Değerli arkadaşlarım, elbette doğruya yönelmemiz için ilk önce Rabbin kitabını, kuranı okumalıyız ama anlayarak. Anlamadan ya da herhangi birisini araya sokup ondan bilgi almak, Rabbim in emrettiği yol değildir, bunu da hatta yasaklamıştır. En doğruya en az hatayla ancak bilgiyi ilk elden kendimiz alırsak ulaşırız. Elbette başkalarından faydalanacağız her insan her şeyi anlamayabilir, ama önce öz kaynağa danışmak şartıyla. Şunu unutmamalıyız ki Allah sevabı, yapılan güzel bir harekete ve davranışa karşılık olarak verir, bunu da böyle izah eder kuranda. Eğer kuranı anlayarak okurda, oradan Rabbin ne söylediğini anlayıp, nefsimizi terbiye etmenin yolunu öğrenip uygularsak, gerçek sevabı kazanmış oluruz. Yoksa karşılığı verilmeyen, üretilmeyen bir hareket olay ve oluşun, Allah katında da bir karşılığı bir sevabı olmadığını bilmeliyiz. Allah ben aklınızdan geçirdiğiniz değil, bir fiil yaptıklarınızdan sorumlu tutar hesaba çekerim, sözlerini iyi değerlendirmeli ve anlamalıyız. Nasıl kötü düşünüp onu uygulamadığımızda Allah günah yazmıyorsa, iyi düşünüp onu uygulamadığımızda da ona sevap yazılmayacağını bilmeliyiz. Ancak eldeki imkânlar ölçüsünde tabii ki bu sözlerim. Yoksa çok isteyipte yapamıyorsanız, rabbim benim bağışlayıcılığım ve rahmetim çok bol ve geniştir, sizleri duyar işitir ve anlarım diyor.
Allah kuranı Arapça indirmesinin sebebini bakın nasıl açıklıyor. (İbrahim Sur.4; Biz, görevlendirdiğimiz her resulü ancak kendi toplumunun diliyle gönderdik ki, onlara açık-seçik beyanda bulunsun.

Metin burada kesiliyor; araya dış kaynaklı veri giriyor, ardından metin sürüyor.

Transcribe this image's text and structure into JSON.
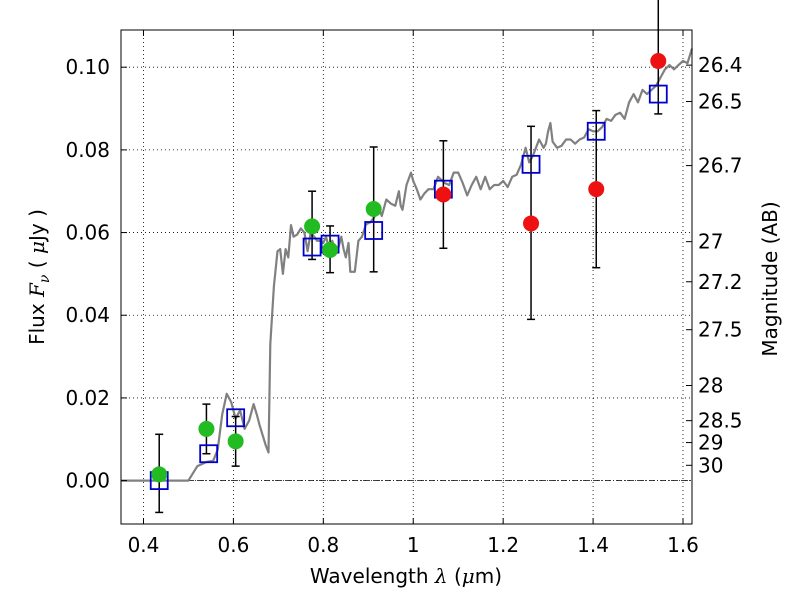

Duhan Sur.58; Biz o Kuran'ı senin dilinle/senin diline kolaylaştırdık ki, düşünüp öğüt alabilsinler. Meryem Sur.97; Ey Muhammed! Biz, Allah'a karşı gelmekten sakınanları Kuran ile müjdeleyesin, inat eden bir topluluğu da uyarasın diye, onu senin dilin ile (indirip) kolaylaştırdık. Fussilet Sur.44; Eğer biz onu başka dilde bir Kuran yapsaydık onlar mutlaka, "Onun ayetleri genişçe açıklanmalı değil miydi? Başka dilde bir kitap ve Arap bir peygamber öyle mi?" derlerdi.) Yukarıdaki ayetleri okuduğumuzda Allahın kuranı Arapça göndermesinin tek bir nedeni olduğunu görüyoruz. Açık seçik, anlaşılması, öğüt alınması için olduğunu anlıyoruz.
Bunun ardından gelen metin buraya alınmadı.